Our use of generated energy to conduct the global economy has resulted in a shocking diminution of the biotic community. According to the World Wildlife Foundation, on average, global populations of mammals, birds, reptiles, amphibians and fish in 2010 are roughly half their 1970 numbers. Over this 40-year time frame, Latin America experienced the most precipitous drop—a decline of 83 percent!

Governmental, financial and corporate plans are in place to increase the rate of expropriation of the natural world on a massive scale, especially in Africa. This internationally sanctioned policy to commandeer a greater share of the energy flowing through the natural food chain guarantees wildlife populations will continue to decline across the globe. I grieve their loss; I fear unforeseen consequences.

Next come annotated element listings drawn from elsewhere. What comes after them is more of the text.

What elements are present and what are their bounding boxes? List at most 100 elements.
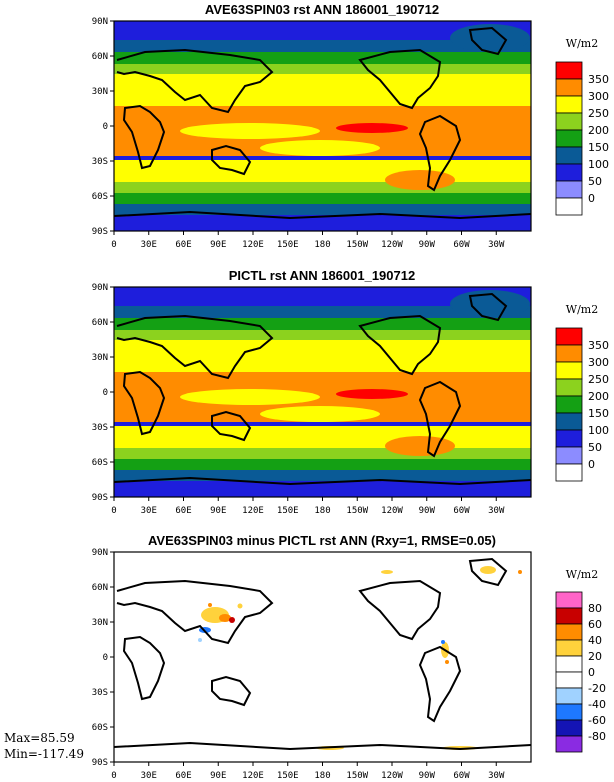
colorbar-box xyxy=(555,655,583,673)
lon-tick-label: 30E xyxy=(141,771,157,781)
lon-tick-labels: 0 30E 60E 90E 120E 150E 180 150W 120W 90W 60W 30W xyxy=(111,762,505,781)
lon-tick-label: 0 xyxy=(111,506,116,516)
lon-tick-label: 0 xyxy=(111,240,116,250)
lat-tick-label: 30N xyxy=(92,618,108,628)
lon-tick-label: 150W xyxy=(346,506,368,516)
max-label: Max=85.59 xyxy=(4,731,75,745)
lon-tick-label: 150E xyxy=(277,771,299,781)
lat-tick-label: 0 xyxy=(103,122,108,132)
lon-tick-label: 60E xyxy=(175,506,191,516)
lon-tick-label: 30W xyxy=(488,506,505,516)
continent-outlines xyxy=(114,292,531,486)
colorbar-level-label: 300 xyxy=(588,356,609,369)
colorbar-level-label: 100 xyxy=(588,158,609,171)
lon-tick-label: 120E xyxy=(242,771,264,781)
lon-tick-label: 90W xyxy=(419,506,436,516)
lat-tick-label: 60S xyxy=(92,192,108,202)
colorbar-box xyxy=(555,446,583,465)
lat-tick-label: 90N xyxy=(92,17,108,27)
colorbar-level-label: 200 xyxy=(588,390,609,403)
panel-title: AVE63SPIN03 rst ANN 186001_190712 xyxy=(205,2,439,17)
lon-tick-label: 90W xyxy=(419,240,436,250)
min-label: Min=-117.49 xyxy=(4,747,84,761)
colorbar-box xyxy=(555,378,583,397)
lat-tick-label: 60S xyxy=(92,723,108,733)
colorbar-level-label: 50 xyxy=(588,175,602,188)
colorbar-level-label: 150 xyxy=(588,407,609,420)
lat-tick-labels: 90N 60N 30N 0 30S 60S 90S xyxy=(92,283,114,503)
colorbar-level-label: 20 xyxy=(588,650,602,663)
colorbar-level-label: 100 xyxy=(588,424,609,437)
colorbar-box xyxy=(555,180,583,199)
colorbar-box xyxy=(555,95,583,114)
lon-tick-label: 60E xyxy=(175,771,191,781)
panel-title: AVE63SPIN03 minus PICTL rst ANN (Rxy=1, … xyxy=(148,533,496,548)
lon-tick-label: 120E xyxy=(242,506,264,516)
lon-tick-label: 30W xyxy=(488,240,505,250)
colorbar-level-label: 250 xyxy=(588,107,609,120)
lon-tick-labels: 0 30E 60E 90E 120E 150E 180 150W 120W 90W 60W 30W xyxy=(111,231,505,250)
lon-tick-label: 90E xyxy=(210,506,226,516)
lon-tick-label: 60E xyxy=(175,240,191,250)
colorbar-box xyxy=(555,197,583,216)
lon-tick-label: 120E xyxy=(242,240,264,250)
lon-tick-label: 180 xyxy=(314,506,330,516)
lon-tick-label: 120W xyxy=(381,771,403,781)
lon-tick-label: 60W xyxy=(453,506,470,516)
lat-tick-label: 60S xyxy=(92,458,108,468)
colorbar-level-label: -80 xyxy=(588,730,606,743)
colorbar-box xyxy=(555,327,583,346)
lon-tick-label: 90E xyxy=(210,240,226,250)
lat-tick-label: 90S xyxy=(92,227,108,237)
panel-pictl: PICTL rst ANN 186001_190712 xyxy=(92,268,609,516)
colorbar-box xyxy=(555,61,583,80)
lon-tick-label: 150W xyxy=(346,240,368,250)
colorbar-box xyxy=(555,395,583,414)
lat-tick-label: 90S xyxy=(92,758,108,768)
lon-tick-label: 30E xyxy=(141,240,157,250)
colorbar-level-label: 350 xyxy=(588,73,609,86)
contour-fill-bands xyxy=(114,21,531,231)
colorbar-level-label: 300 xyxy=(588,90,609,103)
lat-tick-label: 60N xyxy=(92,583,108,593)
lat-tick-label: 90S xyxy=(92,493,108,503)
colorbar-level-label: 0 xyxy=(588,666,595,679)
colorbar-level-label: 250 xyxy=(588,373,609,386)
colorbar-box xyxy=(555,129,583,148)
lat-tick-label: 60N xyxy=(92,52,108,62)
lon-tick-label: 120W xyxy=(381,240,403,250)
lat-tick-label: 30S xyxy=(92,423,108,433)
field-map xyxy=(114,287,531,497)
colorbar-box xyxy=(555,607,583,625)
colorbar-box xyxy=(555,412,583,431)
lat-tick-label: 30N xyxy=(92,353,108,363)
colorbar-box xyxy=(555,361,583,380)
field-map xyxy=(114,552,531,762)
colorbar-box xyxy=(555,687,583,705)
colorbar-level-label: 60 xyxy=(588,618,602,631)
colorbar-level-label: 200 xyxy=(588,124,609,137)
lon-tick-label: 180 xyxy=(314,240,330,250)
lat-tick-label: 90N xyxy=(92,548,108,558)
colorbar-box xyxy=(555,735,583,753)
lat-tick-label: 0 xyxy=(103,388,108,398)
colorbar-level-label: -20 xyxy=(588,682,606,695)
lat-tick-label: 30S xyxy=(92,157,108,167)
lon-tick-label: 150W xyxy=(346,771,368,781)
colorbar-box xyxy=(555,344,583,363)
colorbar-box xyxy=(555,463,583,482)
lat-tick-label: 60N xyxy=(92,318,108,328)
field-map xyxy=(114,21,531,231)
colorbar-level-label: 80 xyxy=(588,602,602,615)
colorbar-level-label: 40 xyxy=(588,634,602,647)
lon-tick-label: 30E xyxy=(141,506,157,516)
lon-tick-label: 90E xyxy=(210,771,226,781)
colorbar-box xyxy=(555,78,583,97)
colorbar-box xyxy=(555,163,583,182)
colorbar: 350 300 250 200 150 100 50 0 xyxy=(555,61,609,216)
lat-tick-label: 90N xyxy=(92,283,108,293)
colorbar-box xyxy=(555,703,583,721)
lat-tick-label: 30S xyxy=(92,688,108,698)
colorbar-box xyxy=(555,146,583,165)
colorbar-level-label: 50 xyxy=(588,441,602,454)
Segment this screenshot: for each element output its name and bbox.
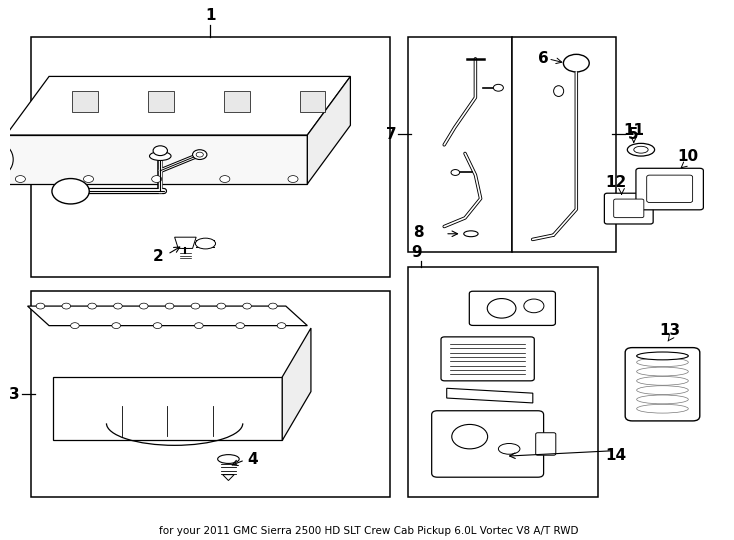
Bar	[408, 267, 598, 497]
Circle shape	[191, 303, 200, 309]
Circle shape	[487, 299, 516, 318]
Bar	[31, 292, 390, 497]
Circle shape	[524, 299, 544, 313]
Polygon shape	[224, 91, 250, 112]
Circle shape	[139, 303, 148, 309]
Text: 3: 3	[9, 387, 20, 402]
Polygon shape	[6, 77, 350, 135]
Bar	[408, 37, 512, 252]
Text: 5: 5	[628, 126, 638, 141]
Circle shape	[217, 303, 225, 309]
Circle shape	[152, 176, 161, 183]
Polygon shape	[222, 475, 234, 481]
Ellipse shape	[218, 455, 239, 463]
Circle shape	[15, 176, 26, 183]
Text: 14: 14	[605, 448, 626, 463]
Text: 1: 1	[206, 8, 216, 23]
FancyBboxPatch shape	[432, 411, 544, 477]
Circle shape	[36, 303, 45, 309]
Text: 12: 12	[606, 175, 627, 190]
Polygon shape	[72, 91, 98, 112]
Polygon shape	[175, 237, 196, 248]
Circle shape	[219, 176, 230, 183]
FancyBboxPatch shape	[469, 291, 556, 326]
Bar	[31, 37, 390, 277]
FancyBboxPatch shape	[441, 337, 534, 381]
Ellipse shape	[464, 231, 478, 237]
Text: 11: 11	[623, 123, 644, 138]
Circle shape	[70, 323, 79, 328]
Polygon shape	[6, 135, 308, 184]
Circle shape	[52, 179, 90, 204]
Text: for your 2011 GMC Sierra 2500 HD SLT Crew Cab Pickup 6.0L Vortec V8 A/T RWD: for your 2011 GMC Sierra 2500 HD SLT Cre…	[159, 526, 578, 536]
Polygon shape	[148, 91, 174, 112]
FancyBboxPatch shape	[614, 199, 644, 218]
FancyBboxPatch shape	[625, 348, 700, 421]
Circle shape	[195, 323, 203, 328]
Ellipse shape	[150, 152, 171, 160]
Polygon shape	[299, 91, 325, 112]
Polygon shape	[28, 306, 308, 326]
Circle shape	[493, 84, 504, 91]
Ellipse shape	[636, 352, 688, 360]
Circle shape	[451, 170, 459, 176]
Polygon shape	[308, 77, 350, 184]
Text: 8: 8	[413, 225, 424, 240]
Ellipse shape	[195, 238, 216, 249]
Circle shape	[243, 303, 251, 309]
Text: 6: 6	[537, 51, 548, 66]
FancyBboxPatch shape	[647, 175, 693, 202]
Text: 2: 2	[153, 249, 163, 264]
Circle shape	[84, 176, 93, 183]
Bar	[512, 37, 616, 252]
Ellipse shape	[553, 86, 564, 97]
Circle shape	[114, 303, 123, 309]
Circle shape	[236, 323, 244, 328]
Text: 13: 13	[659, 323, 680, 338]
Polygon shape	[53, 377, 283, 441]
Polygon shape	[447, 388, 533, 403]
Ellipse shape	[633, 146, 648, 153]
FancyBboxPatch shape	[536, 433, 556, 455]
Circle shape	[112, 323, 120, 328]
Ellipse shape	[0, 144, 13, 176]
Text: 10: 10	[677, 150, 698, 164]
Text: 7: 7	[385, 126, 396, 141]
FancyBboxPatch shape	[636, 168, 703, 210]
Text: 9: 9	[411, 245, 422, 260]
Ellipse shape	[498, 443, 520, 454]
Ellipse shape	[196, 152, 203, 157]
Circle shape	[88, 303, 96, 309]
Circle shape	[153, 146, 167, 156]
Ellipse shape	[628, 143, 655, 156]
Circle shape	[153, 323, 162, 328]
Polygon shape	[283, 328, 311, 441]
Circle shape	[62, 303, 70, 309]
FancyBboxPatch shape	[604, 193, 653, 224]
Circle shape	[451, 424, 487, 449]
Ellipse shape	[192, 150, 207, 159]
Circle shape	[288, 176, 298, 183]
Circle shape	[277, 323, 286, 328]
Circle shape	[165, 303, 174, 309]
Circle shape	[269, 303, 277, 309]
Text: 4: 4	[248, 451, 258, 467]
Circle shape	[564, 55, 589, 72]
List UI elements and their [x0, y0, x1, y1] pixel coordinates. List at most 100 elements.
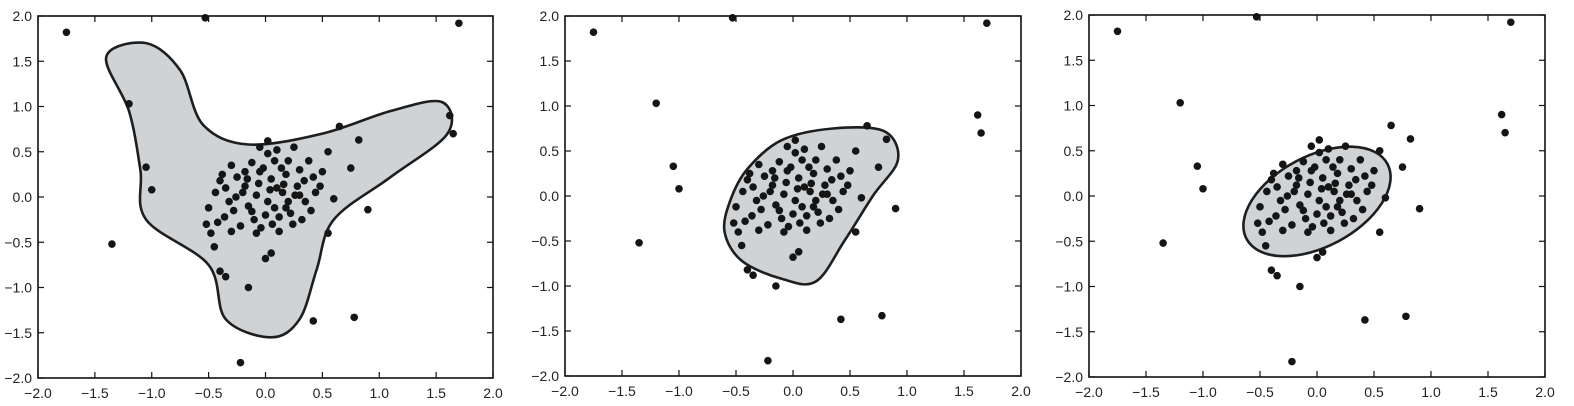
data-point	[1324, 145, 1333, 153]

I close with perceptive warnings from ‘The Land Ethic’ that call upon us all to think like a mountain and take personal responsibility for the land community in which we live. “A system of conservation based solely on economic self-interest is hopelessly lopsided. It tends to ignore, and thus eventually to eliminate, many elements in the land community that lack commercial value but that are (as far as we know) essential to its healthy functioning. It assumes, falsely, I think, that the economic parts of the biotic clock will function without the uneconomic parts. It tends to relegate to government many functions eventually too large, too complex, or too widely dispersed to be performed by government.”